Все еще неизвестно, что будет с фильмом дальше. Отсрочка мне только на руку. Каждый день дает мне шанс поправиться.
Я жду Ольгу. Случается — когда она убирает у датчан, — она приносит что-нибудь поесть. Или, что еще питательнее, информацию о происходящем на войне. Датчане, должно быть, где-то прячут радиоприемник. До сих пор подтверждалось все, что исходило оттуда. Вчера Ольга сообщила, что английский воздушный десант высадился в Арнгейме. Тогда они, может быть, и в Эллекоме. И маленький Корбиниан попал в плен. Или убит.
Нет. Это было бы слишком просто. Он должен предстать перед судом. Они все должны предстать перед судом.
Все.
По улице идет Лжерабби. Он заговаривает с людьми, как всегда, и они его не слушают — как всегда. Избегают его. Он нарисовал на простыне черные полосы, но она все равно не выглядит покрывалом для молитвы. На первой репетиции набрасывают на себя что-нибудь такое, если костюм должен быть со шлейфом. Он направляется ко мне. Я не могу от него уклониться. Я условился с Ольгой встретиться здесь.
Он натягивает простыню на голову и протягивает в мою сторону руки. Что-то поет. Высоким, ненатуральным голосом. Такой у него способ благословлять людей, кто-то мне объяснил.
Он сумасшедший. Совершенно сумасшедший. Экспериментирует с религией, хотя Терезин — лучшее доказательство того, что Бога нет. Или он больше не интересуется миром, который создал.
— Завтра Йом-кипур, — говорит рабби. — Вы это знали? Завтра мы это узнаем.
Я не хочу с ним говорить, но это у меня в крови — реагировать на определенные сигналы.

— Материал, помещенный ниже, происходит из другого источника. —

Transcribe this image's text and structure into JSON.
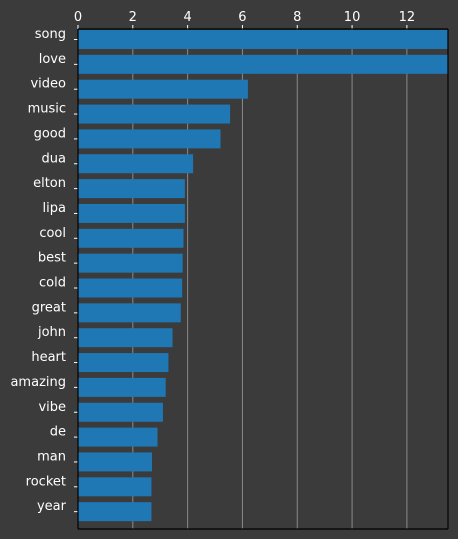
{
  "chart_data": {
    "type": "bar",
    "orientation": "horizontal",
    "categories": [
      "song",
      "love",
      "video",
      "music",
      "good",
      "dua",
      "elton",
      "lipa",
      "cool",
      "best",
      "cold",
      "great",
      "john",
      "heart",
      "amazing",
      "vibe",
      "de",
      "man",
      "rocket",
      "year"
    ],
    "values": [
      13.5,
      13.5,
      6.2,
      5.55,
      5.2,
      4.2,
      3.9,
      3.9,
      3.85,
      3.82,
      3.8,
      3.75,
      3.45,
      3.3,
      3.2,
      3.1,
      2.9,
      2.7,
      2.68,
      2.68
    ],
    "xlim": [
      0,
      13.5
    ],
    "xticks": [
      "0",
      "2",
      "4",
      "6",
      "8",
      "10",
      "12"
    ],
    "x_axis_position": "top",
    "grid": "vertical",
    "title": "",
    "xlabel": "",
    "ylabel": "",
    "colors": {
      "background": "#3b3b3b",
      "bar": "#1f77b4",
      "axis": "#000000",
      "grid": "#8a8a8a",
      "text": "#ffffff"
    }
  }
}
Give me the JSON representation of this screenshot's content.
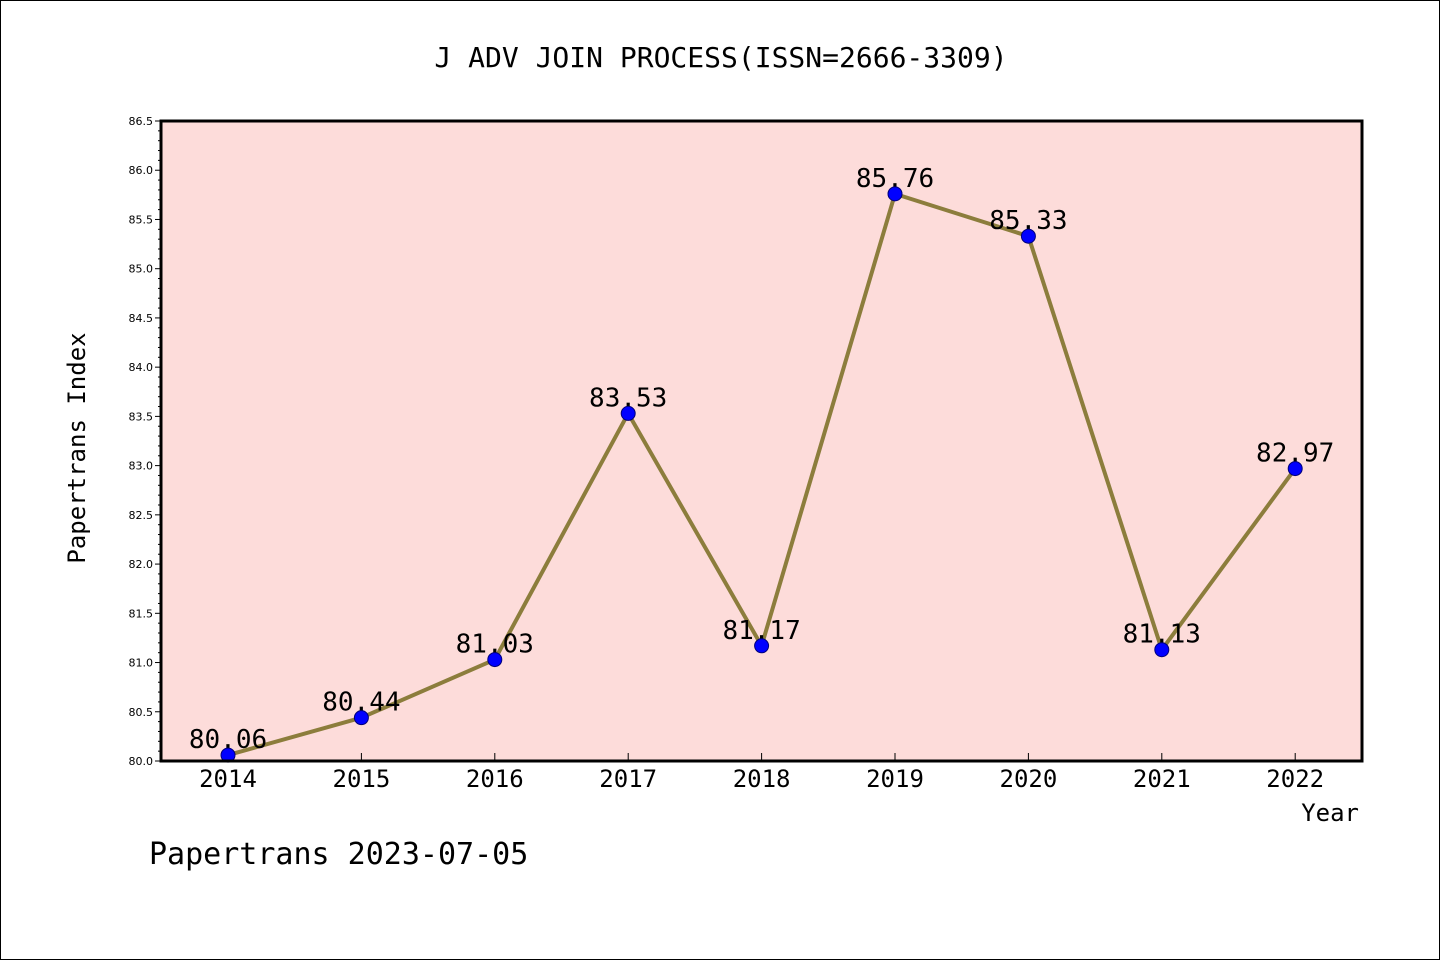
{
  "chart_data": {
    "type": "line",
    "title": "J ADV JOIN PROCESS(ISSN=2666-3309)",
    "xlabel": "Year",
    "ylabel": "Papertrans Index",
    "footer": "Papertrans 2023-07-05",
    "categories": [
      "2014",
      "2015",
      "2016",
      "2017",
      "2018",
      "2019",
      "2020",
      "2021",
      "2022"
    ],
    "series": [
      {
        "values": [
          80.06,
          80.44,
          81.03,
          83.53,
          81.17,
          85.76,
          85.33,
          81.13,
          82.97
        ],
        "labels": [
          "80.06",
          "80.44",
          "81.03",
          "83.53",
          "81.17",
          "85.76",
          "85.33",
          "81.13",
          "82.97"
        ],
        "line_color": "#8c7d3c",
        "marker_color": "#0000ff"
      }
    ],
    "ylim": [
      80.0,
      86.5
    ],
    "yticks": [
      "80.0",
      "80.5",
      "81.0",
      "81.5",
      "82.0",
      "82.5",
      "83.0",
      "83.5",
      "84.0",
      "84.5",
      "85.0",
      "85.5",
      "86.0",
      "86.5"
    ],
    "ytick_values": [
      80.0,
      80.5,
      81.0,
      81.5,
      82.0,
      82.5,
      83.0,
      83.5,
      84.0,
      84.5,
      85.0,
      85.5,
      86.0,
      86.5
    ],
    "plot_background": "#fddcda",
    "grid": false
  }
}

— Что узнаем? — спрашиваю я.
— Все, — говорит он. — Завтра будет окончательно решено. Через десять дней после празднования Нового года.
Он прочитал все умные трактаты, в которых они объясняют мир Господом Богом, а Господа Бога объясняют миром. Вся его наука ему не помогла. Теперь он ищет спасения во всяких фокусах-покусах.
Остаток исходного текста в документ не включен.